Source: Business Standard, June 14, 2017
New Delhi: Retail price inflation, whose rate fell to the lowest level in May in accordance with the new series, has an upside risk in the second half of the financial year owing to a likely revision in house rent allowances for government employees and an expected rise in the fiscal deficit of the states that are giving a farm debt waiver.
It may touch 4-5.5 per cent in those six months.
The reduction of the consumer price index (CPI) rate to 2.18 per cent in May, close to the floor agreed upon by the government and RBI, may not be as worrisome as it seems currently. The rate was close to 3 per cent in April.
However, the food aspect of the story is worrisome for farmers because this may discourage them to grow pulses and vegetables, which saw a fall in prices in May, and switch to cereals, for which the government machinery for procurement is efficient, say economists. Food prices turned deflationary with the index falling by 1.05 per cent. Among food items, vegetables and pulses saw double-digit deflation, with the latter witnessing close to a 20 per cent fall in prices. “The recent trend of deflation in certain food items such as vegetables and pulses is worrisome from the point of view of assuring remunerative prices for farmers,” said Aditi Nayar, principal economist, ICRA.
The dip in prices might dissuade farmers from sowing such crops in the upcoming kharif season, she emphasised. With better moisture availability and if the monsoon is normal as expected, farmers may prefer to sow cereals such as paddy instead of pulses, according to her. The sowing pattern in the kharif season would be crucial in gauging whether the prevailing low prices of pulses would sustain, she said.
Though the government provides minimum support prices (MSP) for pulses, its procurement machinery is not as efficient as it is for cereals. For instance, only around 20,000 tonnes of pulses was procured in 2016-17, constituting less than 1 per cent of the 22 million tonnes produced. Food deflation impacted farmers negatively, said Madan Sabnavis, chief economist, CARE Ratings.

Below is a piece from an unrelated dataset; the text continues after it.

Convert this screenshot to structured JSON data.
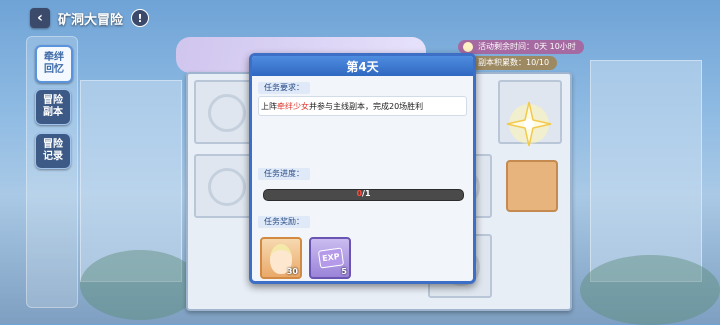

Minimum inflation has to be there to sustain farmers’ interests in cultivating these crops, according to Sabnavis. A marginal upside could be seen from the strike by farm producers in Maharashtra over the past week, says a note by Yes Bank. However, it says that the all-India high-frequency data suggest that the impact may have been limited, with June prices continuing to track below seasonal trends.
Nayar said the trajectory for food and headline inflation was expected to be relatively benign in the first half of the fiscal year, and that might soften inflationary expectations.
The positive base effect for food inflation is expected to continue till July, says Nayar, pointing out that with pulses prices at their peak, the CPI rate had crossed the threshold of 6 per cent in July 2016.
A reversal of the favourable base effect could result in the food and headline inflation rates rising sharply, reaching 4-5.5 per cent during the second half of the fiscal year, according to her. Sabnavis says core inflation, basically representing inflation in manufactured and services items, remained sticky at around 4.5 per cent in the past few months, but may go up because of the implementation of the pay commission’s recommendations on allowances, particularly house rent, and the widening fiscal deficit of those state governments which go for a farm debt waiver.
He says core inflation could rise up to 5 per cent in the second half of the current financial year, but would not go below 4.4 per cent. The monetary policy committee has the mandate to contain the CPI rate in the range 2-6 per cent. If the rate stays out of this range in three consecutive quarters, the RBI will have to do some explaining.